In one case, the temporary solution to the problem is the enzyme that enables the organism to synthesize the essential molecule. In the other, it is Sergeant Rulebender. In both cases, it is extremely difficult to retrace the sequence of events—a veritable archeological dig, as my friend John Melski (Medical Director for Informatics, Marshfield Clinic, Marshfield, Wisconsin) used to say. Most important, of course is the outcome—in the one case, a marvelous diversity of living beings; in the other, an unreadable, unmanageable diversity of deadly tomes. Most of us would agree that it is important to limit regulations to those that are necessary; the dilemma, of course, is how to differentiate between those that are necessary and those that are not.

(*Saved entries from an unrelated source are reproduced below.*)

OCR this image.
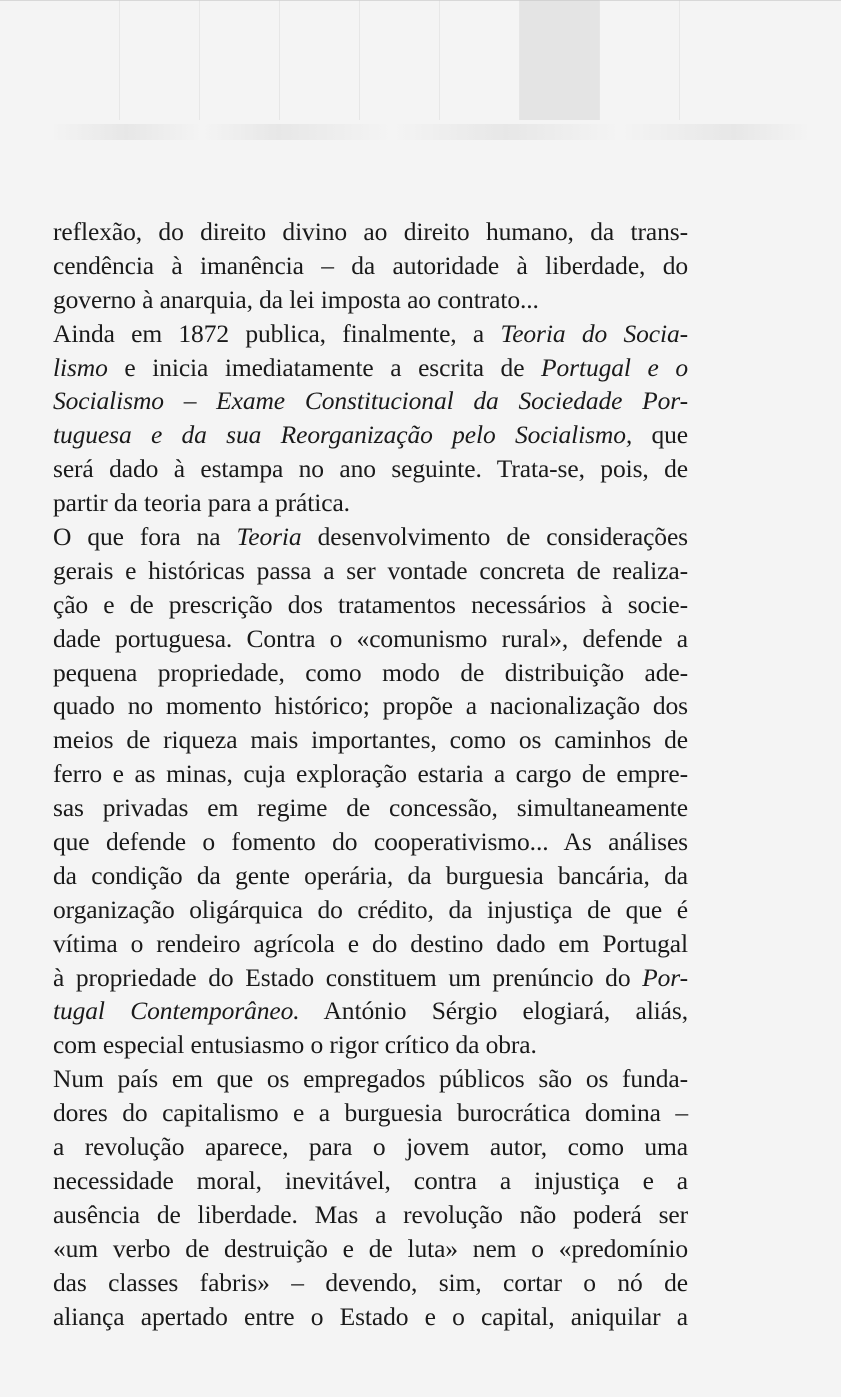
reflexão, do direito divino ao direito humano, da trans-
cendência à imanência – da autoridade à liberdade, do
governo à anarquia, da lei imposta ao contrato...
Ainda em 1872 publica, finalmente, a Teoria do Socia-
lismo e inicia imediatamente a escrita de Portugal e o
Socialismo – Exame Constitucional da Sociedade Por-
tuguesa e da sua Reorganização pelo Socialismo, que
será dado à estampa no ano seguinte. Trata-se, pois, de
partir da teoria para a prática.
O que fora na Teoria desenvolvimento de considerações
gerais e históricas passa a ser vontade concreta de realiza-
ção e de prescrição dos tratamentos necessários à socie-
dade portuguesa. Contra o «comunismo rural», defende a
pequena propriedade, como modo de distribuição ade-
quado no momento histórico; propõe a nacionalização dos
meios de riqueza mais importantes, como os caminhos de
ferro e as minas, cuja exploração estaria a cargo de empre-
sas privadas em regime de concessão, simultaneamente
que defende o fomento do cooperativismo... As análises
da condição da gente operária, da burguesia bancária, da
organização oligárquica do crédito, da injustiça de que é
vítima o rendeiro agrícola e do destino dado em Portugal
à propriedade do Estado constituem um prenúncio do Por-
tugal Contemporâneo. António Sérgio elogiará, aliás,
com especial entusiasmo o rigor crítico da obra.
Num país em que os empregados públicos são os funda-
dores do capitalismo e a burguesia burocrática domina –
a revolução aparece, para o jovem autor, como uma
necessidade moral, inevitável, contra a injustiça e a
ausência de liberdade. Mas a revolução não poderá ser
«um verbo de destruição e de luta» nem o «predomínio
das classes fabris» – devendo, sim, cortar o nó de
aliança apertado entre o Estado e o capital, aniquilar a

From a historical perspective, the debate in our country about when to regulate and when to desist is a long-standing one. Thomas Jefferson argued for as much individual control as possible and pointed out that when you pass a law to solve one problem you often create two problems in its place. On the other hand, equally eloquently, Alexander Hamilton took the opposing position, arguing on behalf of strong central control and much regulation. And as I recently read in David McCullough's wonderful biography,47 John Adams pursued the middle ground in this argument.

But I'm sure these three great founding fathers would have very much enjoyed the discussion here this afternoon and would have respected the arguments of all four participants. And at the risk of breaking Chuck Friedman's admonishment that there are no winners, I would say that we have all been the winners in witnessing this wonderful debate.

Acknowledgments

The authors thank Dr. Friedman for moderating the debate; Dr. Bleich and Dr. Slack for their thoughtful comments on the debate; and the ACMI Scientific Affairs Committee for its help in generating the theme of the session and phrasing the proposition.

This paper is a summary of the 2001 ACMI Debate, which took place Nov 7, 2001, at the AMIA Annual Symposium in Washington, DC.

Footnotes

*

The Medical Gopher is the CPOE system developed and used at Dr. Overhage's institution, and WizOrder is the order entry system developed and used at Dr. Miller's institution.